OUR FINANCIAL POLICY
Check out our Simple Dental Savings Plan!
Thank you for choosing us as your dental care provider. We are committed to your treatment being successful. Please understand that payment of your bill is considered part of your treatment.
The following is a statement of our Financial Policy, which we require you read prior to any treatment.
All patients must complete our Registration and Medical/Dental History form before seeing the doctor.
FULL PAYMENT IS DUE AT THE TIME OF SERVICE
WE ACCEPT CASH, CHECKS, OR VISA, MASTERCARD, DICSOVER, AND AMERICAN EXPRESS.
We are happy to bill both primary and secondary insurances as a courtesy for our patients. It must be understood that each patient is ultimately responsible for the cost of services rendered. We will do our best to estimate accurate insurance coverage and patient portions due; however, if the insurance company does not pay the full amount anticipated, the patient is responsible for the difference.
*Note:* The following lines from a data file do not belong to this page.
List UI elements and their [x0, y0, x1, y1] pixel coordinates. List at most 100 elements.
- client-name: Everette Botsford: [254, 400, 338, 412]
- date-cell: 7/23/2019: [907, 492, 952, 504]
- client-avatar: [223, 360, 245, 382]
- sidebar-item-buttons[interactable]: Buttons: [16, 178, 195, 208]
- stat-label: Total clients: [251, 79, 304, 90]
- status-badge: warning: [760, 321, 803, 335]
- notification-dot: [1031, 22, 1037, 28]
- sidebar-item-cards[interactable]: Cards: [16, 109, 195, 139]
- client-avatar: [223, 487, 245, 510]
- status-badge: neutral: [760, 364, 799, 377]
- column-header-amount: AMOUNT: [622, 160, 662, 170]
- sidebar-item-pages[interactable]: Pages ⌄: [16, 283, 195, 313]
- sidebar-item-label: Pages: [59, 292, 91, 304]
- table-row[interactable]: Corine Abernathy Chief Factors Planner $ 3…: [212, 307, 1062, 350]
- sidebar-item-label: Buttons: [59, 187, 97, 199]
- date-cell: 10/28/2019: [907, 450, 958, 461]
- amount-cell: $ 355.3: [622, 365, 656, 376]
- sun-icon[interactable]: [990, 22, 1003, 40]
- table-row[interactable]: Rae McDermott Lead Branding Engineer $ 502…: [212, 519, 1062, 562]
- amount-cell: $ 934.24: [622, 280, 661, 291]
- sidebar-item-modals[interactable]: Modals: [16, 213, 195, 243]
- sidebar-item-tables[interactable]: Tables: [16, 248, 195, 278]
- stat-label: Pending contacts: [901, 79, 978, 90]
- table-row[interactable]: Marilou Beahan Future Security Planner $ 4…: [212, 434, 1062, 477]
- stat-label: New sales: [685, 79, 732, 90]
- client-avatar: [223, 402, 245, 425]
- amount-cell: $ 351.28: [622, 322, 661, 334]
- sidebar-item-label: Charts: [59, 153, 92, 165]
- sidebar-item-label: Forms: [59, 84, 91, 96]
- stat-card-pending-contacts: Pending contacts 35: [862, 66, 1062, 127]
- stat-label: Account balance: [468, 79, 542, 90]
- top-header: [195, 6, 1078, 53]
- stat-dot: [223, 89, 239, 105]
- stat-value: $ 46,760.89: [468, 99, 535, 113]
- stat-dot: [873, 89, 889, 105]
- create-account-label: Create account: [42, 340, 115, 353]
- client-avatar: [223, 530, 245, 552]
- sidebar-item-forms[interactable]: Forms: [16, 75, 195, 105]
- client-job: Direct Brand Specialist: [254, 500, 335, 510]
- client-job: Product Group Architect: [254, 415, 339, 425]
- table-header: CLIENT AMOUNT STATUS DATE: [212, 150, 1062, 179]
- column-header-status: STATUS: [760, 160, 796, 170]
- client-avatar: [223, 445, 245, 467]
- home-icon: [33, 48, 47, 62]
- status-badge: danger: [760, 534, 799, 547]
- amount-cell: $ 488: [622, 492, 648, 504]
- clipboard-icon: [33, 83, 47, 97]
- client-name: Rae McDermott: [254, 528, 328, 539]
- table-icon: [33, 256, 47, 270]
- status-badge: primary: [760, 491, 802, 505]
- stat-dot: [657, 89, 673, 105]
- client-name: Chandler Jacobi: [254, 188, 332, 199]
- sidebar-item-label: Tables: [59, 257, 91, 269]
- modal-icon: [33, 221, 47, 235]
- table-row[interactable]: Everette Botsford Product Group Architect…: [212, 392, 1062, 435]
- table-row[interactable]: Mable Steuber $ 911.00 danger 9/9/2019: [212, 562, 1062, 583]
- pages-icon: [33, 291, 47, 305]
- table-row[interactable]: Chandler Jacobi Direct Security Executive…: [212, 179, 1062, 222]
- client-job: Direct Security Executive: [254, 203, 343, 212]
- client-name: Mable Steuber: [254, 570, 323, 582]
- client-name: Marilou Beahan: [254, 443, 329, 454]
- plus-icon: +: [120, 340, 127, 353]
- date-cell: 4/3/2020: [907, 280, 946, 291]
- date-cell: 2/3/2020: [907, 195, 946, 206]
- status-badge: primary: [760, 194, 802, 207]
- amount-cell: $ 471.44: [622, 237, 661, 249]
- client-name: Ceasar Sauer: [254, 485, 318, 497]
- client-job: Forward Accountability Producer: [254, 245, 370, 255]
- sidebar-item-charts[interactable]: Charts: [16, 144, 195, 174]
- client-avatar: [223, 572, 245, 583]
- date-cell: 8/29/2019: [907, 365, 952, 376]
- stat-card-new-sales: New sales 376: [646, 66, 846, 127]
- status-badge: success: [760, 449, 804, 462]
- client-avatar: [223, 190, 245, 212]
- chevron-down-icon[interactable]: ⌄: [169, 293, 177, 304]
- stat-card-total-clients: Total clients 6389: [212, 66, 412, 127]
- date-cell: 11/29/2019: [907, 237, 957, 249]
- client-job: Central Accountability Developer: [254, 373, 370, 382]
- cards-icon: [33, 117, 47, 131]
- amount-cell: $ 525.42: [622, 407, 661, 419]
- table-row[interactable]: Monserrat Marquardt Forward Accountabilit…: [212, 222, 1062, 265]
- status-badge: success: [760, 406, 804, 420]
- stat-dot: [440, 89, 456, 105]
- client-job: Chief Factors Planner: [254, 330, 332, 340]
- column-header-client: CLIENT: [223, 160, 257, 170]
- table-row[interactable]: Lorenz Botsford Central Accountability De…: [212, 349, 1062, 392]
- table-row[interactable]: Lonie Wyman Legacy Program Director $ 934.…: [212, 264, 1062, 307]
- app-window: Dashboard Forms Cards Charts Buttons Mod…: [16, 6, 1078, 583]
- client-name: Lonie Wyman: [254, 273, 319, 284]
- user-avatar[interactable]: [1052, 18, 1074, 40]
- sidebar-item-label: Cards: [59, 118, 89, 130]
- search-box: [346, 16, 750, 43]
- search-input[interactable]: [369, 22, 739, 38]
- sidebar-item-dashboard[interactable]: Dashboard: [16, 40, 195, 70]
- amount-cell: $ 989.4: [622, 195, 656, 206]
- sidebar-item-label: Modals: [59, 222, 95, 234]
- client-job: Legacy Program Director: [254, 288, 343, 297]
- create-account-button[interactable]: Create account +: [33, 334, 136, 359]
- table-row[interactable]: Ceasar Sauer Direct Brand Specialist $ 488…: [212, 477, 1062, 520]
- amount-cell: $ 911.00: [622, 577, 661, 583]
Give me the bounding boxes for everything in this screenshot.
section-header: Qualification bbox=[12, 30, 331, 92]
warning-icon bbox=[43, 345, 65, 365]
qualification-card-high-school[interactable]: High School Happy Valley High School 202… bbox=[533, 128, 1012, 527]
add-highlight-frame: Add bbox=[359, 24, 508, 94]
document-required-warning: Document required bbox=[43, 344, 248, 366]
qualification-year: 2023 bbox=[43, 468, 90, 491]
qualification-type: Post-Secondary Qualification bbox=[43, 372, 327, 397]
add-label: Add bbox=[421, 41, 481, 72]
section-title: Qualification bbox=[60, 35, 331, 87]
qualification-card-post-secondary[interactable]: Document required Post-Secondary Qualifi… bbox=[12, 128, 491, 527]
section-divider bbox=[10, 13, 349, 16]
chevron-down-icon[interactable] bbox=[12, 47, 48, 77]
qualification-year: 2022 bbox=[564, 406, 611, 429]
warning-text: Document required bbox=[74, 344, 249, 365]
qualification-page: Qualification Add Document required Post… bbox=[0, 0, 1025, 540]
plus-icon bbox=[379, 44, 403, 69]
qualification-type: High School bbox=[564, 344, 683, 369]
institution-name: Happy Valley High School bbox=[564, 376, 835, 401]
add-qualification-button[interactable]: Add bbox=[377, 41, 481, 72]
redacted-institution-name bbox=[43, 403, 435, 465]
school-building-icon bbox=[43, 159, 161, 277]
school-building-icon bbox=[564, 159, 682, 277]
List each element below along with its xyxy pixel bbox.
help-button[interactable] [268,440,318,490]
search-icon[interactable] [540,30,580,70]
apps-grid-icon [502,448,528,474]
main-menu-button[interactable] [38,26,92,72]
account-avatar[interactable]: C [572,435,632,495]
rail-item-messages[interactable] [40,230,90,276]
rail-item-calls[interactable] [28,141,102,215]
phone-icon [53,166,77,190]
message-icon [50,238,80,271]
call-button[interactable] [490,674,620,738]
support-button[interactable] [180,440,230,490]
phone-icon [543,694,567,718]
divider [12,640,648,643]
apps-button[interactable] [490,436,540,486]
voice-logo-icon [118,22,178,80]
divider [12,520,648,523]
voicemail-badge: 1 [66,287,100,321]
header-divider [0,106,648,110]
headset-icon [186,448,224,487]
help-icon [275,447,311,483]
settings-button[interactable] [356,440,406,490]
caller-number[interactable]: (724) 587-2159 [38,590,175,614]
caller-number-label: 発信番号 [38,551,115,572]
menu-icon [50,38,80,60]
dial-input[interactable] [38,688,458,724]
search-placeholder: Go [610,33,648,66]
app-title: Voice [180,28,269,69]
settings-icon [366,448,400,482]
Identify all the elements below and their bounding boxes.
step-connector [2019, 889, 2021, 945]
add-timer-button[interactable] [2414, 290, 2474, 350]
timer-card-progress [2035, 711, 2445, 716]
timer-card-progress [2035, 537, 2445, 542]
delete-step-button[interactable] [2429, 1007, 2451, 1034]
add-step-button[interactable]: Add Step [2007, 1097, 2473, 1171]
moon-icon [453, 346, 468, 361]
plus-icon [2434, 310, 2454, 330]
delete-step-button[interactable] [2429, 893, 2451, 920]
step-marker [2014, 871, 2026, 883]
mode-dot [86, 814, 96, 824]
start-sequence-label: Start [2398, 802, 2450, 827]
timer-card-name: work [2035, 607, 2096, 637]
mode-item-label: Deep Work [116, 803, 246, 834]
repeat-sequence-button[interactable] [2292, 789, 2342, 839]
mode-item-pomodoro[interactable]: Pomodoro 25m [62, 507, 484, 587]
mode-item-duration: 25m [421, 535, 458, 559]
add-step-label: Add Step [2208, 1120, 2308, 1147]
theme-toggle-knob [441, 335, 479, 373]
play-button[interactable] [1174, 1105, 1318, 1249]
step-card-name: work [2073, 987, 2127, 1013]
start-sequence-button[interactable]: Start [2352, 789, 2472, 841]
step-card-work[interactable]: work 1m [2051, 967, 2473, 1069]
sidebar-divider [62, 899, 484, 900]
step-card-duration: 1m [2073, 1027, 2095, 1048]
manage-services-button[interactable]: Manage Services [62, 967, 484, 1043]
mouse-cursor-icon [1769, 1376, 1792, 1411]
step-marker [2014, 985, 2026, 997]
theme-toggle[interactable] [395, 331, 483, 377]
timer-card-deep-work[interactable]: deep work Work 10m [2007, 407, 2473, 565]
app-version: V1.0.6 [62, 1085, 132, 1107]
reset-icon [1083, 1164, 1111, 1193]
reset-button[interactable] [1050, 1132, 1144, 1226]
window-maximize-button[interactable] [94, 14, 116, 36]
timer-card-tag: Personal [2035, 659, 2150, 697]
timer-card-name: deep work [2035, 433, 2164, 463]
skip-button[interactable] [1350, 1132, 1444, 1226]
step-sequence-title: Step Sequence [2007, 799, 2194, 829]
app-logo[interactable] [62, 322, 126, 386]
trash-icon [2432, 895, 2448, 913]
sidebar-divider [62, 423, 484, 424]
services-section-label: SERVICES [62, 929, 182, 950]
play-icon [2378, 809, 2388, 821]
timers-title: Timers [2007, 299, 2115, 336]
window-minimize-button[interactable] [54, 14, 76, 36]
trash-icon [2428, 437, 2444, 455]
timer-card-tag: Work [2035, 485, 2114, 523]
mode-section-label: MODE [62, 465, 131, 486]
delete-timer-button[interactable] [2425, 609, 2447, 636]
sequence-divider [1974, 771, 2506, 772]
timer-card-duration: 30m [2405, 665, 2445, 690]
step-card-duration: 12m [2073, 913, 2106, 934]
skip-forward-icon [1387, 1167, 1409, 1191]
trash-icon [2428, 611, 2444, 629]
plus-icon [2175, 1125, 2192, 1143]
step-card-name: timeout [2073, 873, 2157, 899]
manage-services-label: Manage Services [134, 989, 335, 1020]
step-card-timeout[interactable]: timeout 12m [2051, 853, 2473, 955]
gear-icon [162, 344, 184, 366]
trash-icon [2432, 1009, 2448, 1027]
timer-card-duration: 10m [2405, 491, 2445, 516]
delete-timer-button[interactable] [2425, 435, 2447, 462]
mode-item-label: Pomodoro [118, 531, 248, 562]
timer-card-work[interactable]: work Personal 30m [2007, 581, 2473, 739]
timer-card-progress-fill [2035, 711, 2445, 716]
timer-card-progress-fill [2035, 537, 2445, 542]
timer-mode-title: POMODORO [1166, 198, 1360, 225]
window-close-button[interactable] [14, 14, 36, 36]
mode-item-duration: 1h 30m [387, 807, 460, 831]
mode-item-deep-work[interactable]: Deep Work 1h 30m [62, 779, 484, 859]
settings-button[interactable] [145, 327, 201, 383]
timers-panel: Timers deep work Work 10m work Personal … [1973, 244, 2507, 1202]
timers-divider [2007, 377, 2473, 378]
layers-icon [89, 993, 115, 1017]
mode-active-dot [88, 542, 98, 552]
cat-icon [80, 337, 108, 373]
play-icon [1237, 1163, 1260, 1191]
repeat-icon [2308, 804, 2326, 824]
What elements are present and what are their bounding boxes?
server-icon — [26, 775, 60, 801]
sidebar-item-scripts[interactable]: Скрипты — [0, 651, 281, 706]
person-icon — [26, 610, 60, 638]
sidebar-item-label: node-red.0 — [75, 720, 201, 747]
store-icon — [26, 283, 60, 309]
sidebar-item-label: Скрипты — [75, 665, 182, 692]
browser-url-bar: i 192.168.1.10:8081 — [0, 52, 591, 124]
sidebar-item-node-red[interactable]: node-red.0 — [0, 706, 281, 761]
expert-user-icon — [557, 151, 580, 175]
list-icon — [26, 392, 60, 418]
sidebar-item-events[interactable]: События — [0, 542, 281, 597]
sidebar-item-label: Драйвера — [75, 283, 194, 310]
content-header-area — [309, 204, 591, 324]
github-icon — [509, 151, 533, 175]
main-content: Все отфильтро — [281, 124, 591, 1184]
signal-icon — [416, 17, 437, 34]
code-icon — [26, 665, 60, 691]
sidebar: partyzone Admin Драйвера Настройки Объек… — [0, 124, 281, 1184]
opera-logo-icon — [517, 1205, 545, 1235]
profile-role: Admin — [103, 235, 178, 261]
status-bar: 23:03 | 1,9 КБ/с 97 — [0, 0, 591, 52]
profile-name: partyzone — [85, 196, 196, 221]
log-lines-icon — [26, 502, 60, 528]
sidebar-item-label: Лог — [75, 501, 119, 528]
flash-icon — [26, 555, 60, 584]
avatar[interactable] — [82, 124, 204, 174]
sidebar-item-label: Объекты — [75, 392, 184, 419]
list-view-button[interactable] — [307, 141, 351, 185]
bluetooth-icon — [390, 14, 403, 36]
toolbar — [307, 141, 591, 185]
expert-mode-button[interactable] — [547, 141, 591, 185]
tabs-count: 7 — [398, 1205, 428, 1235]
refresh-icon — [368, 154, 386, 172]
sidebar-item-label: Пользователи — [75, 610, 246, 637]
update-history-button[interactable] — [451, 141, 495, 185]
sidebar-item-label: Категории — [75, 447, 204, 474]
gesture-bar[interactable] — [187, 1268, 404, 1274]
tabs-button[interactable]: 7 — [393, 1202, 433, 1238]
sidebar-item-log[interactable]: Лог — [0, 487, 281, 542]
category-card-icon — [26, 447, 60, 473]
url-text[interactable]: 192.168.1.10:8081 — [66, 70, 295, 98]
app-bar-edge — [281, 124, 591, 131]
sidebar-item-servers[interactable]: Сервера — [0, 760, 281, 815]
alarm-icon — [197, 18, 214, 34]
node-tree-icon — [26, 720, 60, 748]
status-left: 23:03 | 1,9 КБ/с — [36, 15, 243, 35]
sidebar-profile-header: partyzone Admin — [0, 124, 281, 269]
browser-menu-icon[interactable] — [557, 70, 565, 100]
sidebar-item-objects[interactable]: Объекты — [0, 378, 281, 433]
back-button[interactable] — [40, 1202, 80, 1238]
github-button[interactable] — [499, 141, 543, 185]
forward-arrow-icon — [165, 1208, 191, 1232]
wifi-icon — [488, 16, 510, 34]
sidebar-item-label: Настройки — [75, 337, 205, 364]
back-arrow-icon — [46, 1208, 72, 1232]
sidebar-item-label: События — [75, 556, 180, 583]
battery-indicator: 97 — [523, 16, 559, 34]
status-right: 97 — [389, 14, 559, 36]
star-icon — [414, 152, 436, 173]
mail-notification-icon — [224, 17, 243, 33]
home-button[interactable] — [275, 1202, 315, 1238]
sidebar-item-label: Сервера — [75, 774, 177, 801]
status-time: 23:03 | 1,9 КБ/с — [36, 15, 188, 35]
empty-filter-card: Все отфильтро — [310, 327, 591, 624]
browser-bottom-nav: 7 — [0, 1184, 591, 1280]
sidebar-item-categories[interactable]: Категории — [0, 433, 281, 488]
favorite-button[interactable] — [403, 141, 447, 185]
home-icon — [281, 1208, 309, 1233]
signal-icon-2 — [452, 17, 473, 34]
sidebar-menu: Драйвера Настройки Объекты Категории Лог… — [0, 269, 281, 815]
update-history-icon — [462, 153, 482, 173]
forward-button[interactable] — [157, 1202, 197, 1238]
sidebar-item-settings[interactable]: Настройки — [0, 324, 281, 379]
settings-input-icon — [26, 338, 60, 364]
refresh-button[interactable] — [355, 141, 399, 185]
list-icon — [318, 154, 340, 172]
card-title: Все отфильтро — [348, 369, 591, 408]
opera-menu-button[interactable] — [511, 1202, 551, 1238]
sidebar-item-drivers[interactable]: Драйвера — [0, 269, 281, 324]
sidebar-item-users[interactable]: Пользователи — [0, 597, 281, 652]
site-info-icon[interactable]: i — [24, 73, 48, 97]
Payment would be expected within 30 days of receiving a statement
The patient portion due for services rendered is expected at the time of service unless previous arrangements have been made with the office manager. We accept cash, checks and all major credit cards.
We have financing options available through Care Credit. If you have an interest in this option, please consult with the office manager prior to the date of scheduled treatment. In the event a short-term financial arrangement is necessary, payment options will be discussed on an individual basis.
INTEREST & LATE FEES
As stated on our Patient Registration form, we reserve the right to asses a late fee on any accounts over 45 days after original charge is made. Late fees can be assessed to payments received after the due date on the statement.